Before The Graphologist’s Dysgraphia

[Assorted Journal Covers]

* Here are samples of handwritten axioms, pithy remarks that revel in stating the unremarkable. It’s an effort to appear effortless, clean and quiet in its plainness. It’s the last stop of the intelligible before the writing becomes asemic, devoid of semantic content. These are book cover samples, extracts from The Madding Mission Jotter Book series. The Madding Mission Jotter Book encourages hypergraphia. It thinks Plath writes awesome poems. Plath should have met Dickinson. Dylan Thomas too. Shelley. Poe. Lord Byron. Artaud and Baudelaire. Who can forget Hart Crane? Versus Eliot. John Berryman and Robert Lowell, who knew they joined these ranks? And of course, Celan. Whitman, whose “right hand points to landscapes of continents, and a plain public road... Perhaps it is everywhere on water and on land.” Together they would write great things, Plath thinks out loud, to no one in particular. She has brought her pen to paper. There is madness in the method, and sometimes a little bit or a whole lot of genius too.

This Is Visual Poetry

[Nine Excerpts]

Dear Impressionism

How the light of the world has changed—these sudden wintry weeks within the tropics. Then, the burning airlessness, turn of sweltering weather. These lily pads rest low in the basin, half the pondwater. Our boxed-in homes house herb gardens now, small straw-grasping acts, feeble attempts but hopeful nonetheless. It’s the same in our churchyard, its bible garden with small plots of dill, coriander, mint, sage, all for the refectory table. For colour, there are lilies and tulips, even wild roses.

I’m seated on a Jacobean bench. Beside me are four books:

 

                                                                                Flight Behaviour

                                                                                Odds Against Tomorrow 

                                                                                The Overstory 

                                                                                Get A Life 

The four titles line up to form a neat quatrain, and really, an exhortation. This is what ecofiction can do, reimagine the already seemingly unimaginable. These novels read like long epistles, as if trekking the frame and run of an epistolary novel. But today, I remain content reading scripture. There are gardens mentioned in scripture too, within Ecclesiastes, Kings, Genesis, John.

 

What was it like, to bask in such a pristine bed of land—like a new forest, first breath of morning always? What was the colour of nature like for you, Monet?

 

The world has become a vast terrain of every kind of letter, of accretions accruing towards a grand letter to what we’ve left behind, and are still enmeshed in. 
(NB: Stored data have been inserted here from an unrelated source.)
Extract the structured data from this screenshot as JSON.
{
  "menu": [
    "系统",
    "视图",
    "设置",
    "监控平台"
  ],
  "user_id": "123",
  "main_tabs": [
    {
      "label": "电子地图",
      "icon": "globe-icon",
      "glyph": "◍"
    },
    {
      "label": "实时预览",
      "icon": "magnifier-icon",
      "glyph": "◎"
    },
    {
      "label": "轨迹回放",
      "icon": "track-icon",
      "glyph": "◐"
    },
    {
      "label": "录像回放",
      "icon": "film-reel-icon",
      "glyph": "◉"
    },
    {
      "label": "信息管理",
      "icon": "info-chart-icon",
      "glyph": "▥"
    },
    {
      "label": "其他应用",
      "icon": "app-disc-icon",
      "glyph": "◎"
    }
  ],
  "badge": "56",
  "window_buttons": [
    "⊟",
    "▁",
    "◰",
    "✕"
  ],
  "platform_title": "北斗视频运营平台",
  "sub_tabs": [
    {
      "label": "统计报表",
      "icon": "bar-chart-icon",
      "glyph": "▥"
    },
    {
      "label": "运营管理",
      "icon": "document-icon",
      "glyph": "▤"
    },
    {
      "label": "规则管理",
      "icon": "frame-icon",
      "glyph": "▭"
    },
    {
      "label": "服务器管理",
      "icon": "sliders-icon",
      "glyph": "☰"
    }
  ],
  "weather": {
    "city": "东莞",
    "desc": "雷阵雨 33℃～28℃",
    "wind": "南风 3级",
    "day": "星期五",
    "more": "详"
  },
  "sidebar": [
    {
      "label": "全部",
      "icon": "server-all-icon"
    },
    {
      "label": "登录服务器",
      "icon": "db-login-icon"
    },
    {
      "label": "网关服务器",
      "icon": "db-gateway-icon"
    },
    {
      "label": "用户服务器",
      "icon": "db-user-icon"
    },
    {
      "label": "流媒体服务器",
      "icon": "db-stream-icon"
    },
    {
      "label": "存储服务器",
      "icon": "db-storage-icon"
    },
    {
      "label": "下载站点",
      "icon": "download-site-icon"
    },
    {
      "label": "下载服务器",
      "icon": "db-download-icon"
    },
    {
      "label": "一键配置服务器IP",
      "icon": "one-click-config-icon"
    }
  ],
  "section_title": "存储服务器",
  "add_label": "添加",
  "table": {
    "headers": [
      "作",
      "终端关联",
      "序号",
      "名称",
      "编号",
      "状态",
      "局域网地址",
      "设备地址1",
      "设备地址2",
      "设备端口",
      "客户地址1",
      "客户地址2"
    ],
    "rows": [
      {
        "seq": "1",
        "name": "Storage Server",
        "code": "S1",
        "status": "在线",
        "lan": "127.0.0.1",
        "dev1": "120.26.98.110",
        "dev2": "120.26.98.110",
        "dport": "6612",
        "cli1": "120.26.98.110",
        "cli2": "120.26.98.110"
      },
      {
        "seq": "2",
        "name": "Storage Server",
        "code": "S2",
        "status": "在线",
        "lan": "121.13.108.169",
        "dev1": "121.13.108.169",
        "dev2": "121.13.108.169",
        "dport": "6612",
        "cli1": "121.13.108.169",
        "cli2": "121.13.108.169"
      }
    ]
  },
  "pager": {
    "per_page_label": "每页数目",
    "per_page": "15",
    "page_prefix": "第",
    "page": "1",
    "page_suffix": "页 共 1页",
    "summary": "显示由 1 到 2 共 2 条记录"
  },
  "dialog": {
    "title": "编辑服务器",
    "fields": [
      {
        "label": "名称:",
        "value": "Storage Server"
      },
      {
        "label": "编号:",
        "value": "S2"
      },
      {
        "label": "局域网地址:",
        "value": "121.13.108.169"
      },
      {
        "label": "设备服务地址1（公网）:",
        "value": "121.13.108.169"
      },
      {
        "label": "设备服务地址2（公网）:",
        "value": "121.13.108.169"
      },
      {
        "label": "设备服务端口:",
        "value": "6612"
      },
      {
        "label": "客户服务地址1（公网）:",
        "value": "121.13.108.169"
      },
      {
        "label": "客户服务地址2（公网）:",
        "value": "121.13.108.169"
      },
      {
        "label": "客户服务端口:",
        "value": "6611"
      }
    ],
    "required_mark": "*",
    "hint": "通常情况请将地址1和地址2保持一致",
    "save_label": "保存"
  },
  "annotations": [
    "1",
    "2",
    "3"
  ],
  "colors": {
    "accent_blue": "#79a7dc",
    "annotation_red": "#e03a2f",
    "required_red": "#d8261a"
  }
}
                                                                               This Anthropocene.

I chose a home that angled itself, the sun hitting the outer wall instead of shining into the inside. Inside, the day would burn up everything, scorch everything I hold dear. I have seen what heat and fire can do, make everything look old and used, discoloured, weathered, worn down, undone.

To say one loves the Impressionists is to say one is dull, boring, too set in one’s ways to embrace the novel of the fertile, to imagine a new world. Alas, this wandering lust, less wonderment, more desire turned greed, has turned the world in. 

Your simpler days, Monet, seem so much more alluring. A charmed life, as it were. Your view seemed less cluttered, less noisy, less beat-up. You watched the light, its changing qualities from day to night, what happens to things with and against time. You depicted and celebrated the ordinary. Your view seemed closer to nature, what our own human nature is, after all, made of—by-and-by, for keeps, for good.

* Written upon invitation, this video poem was specially produced for World Anthropocene Manifesto, organised by École Urbaine de Lyon, Université de Lyon, in France.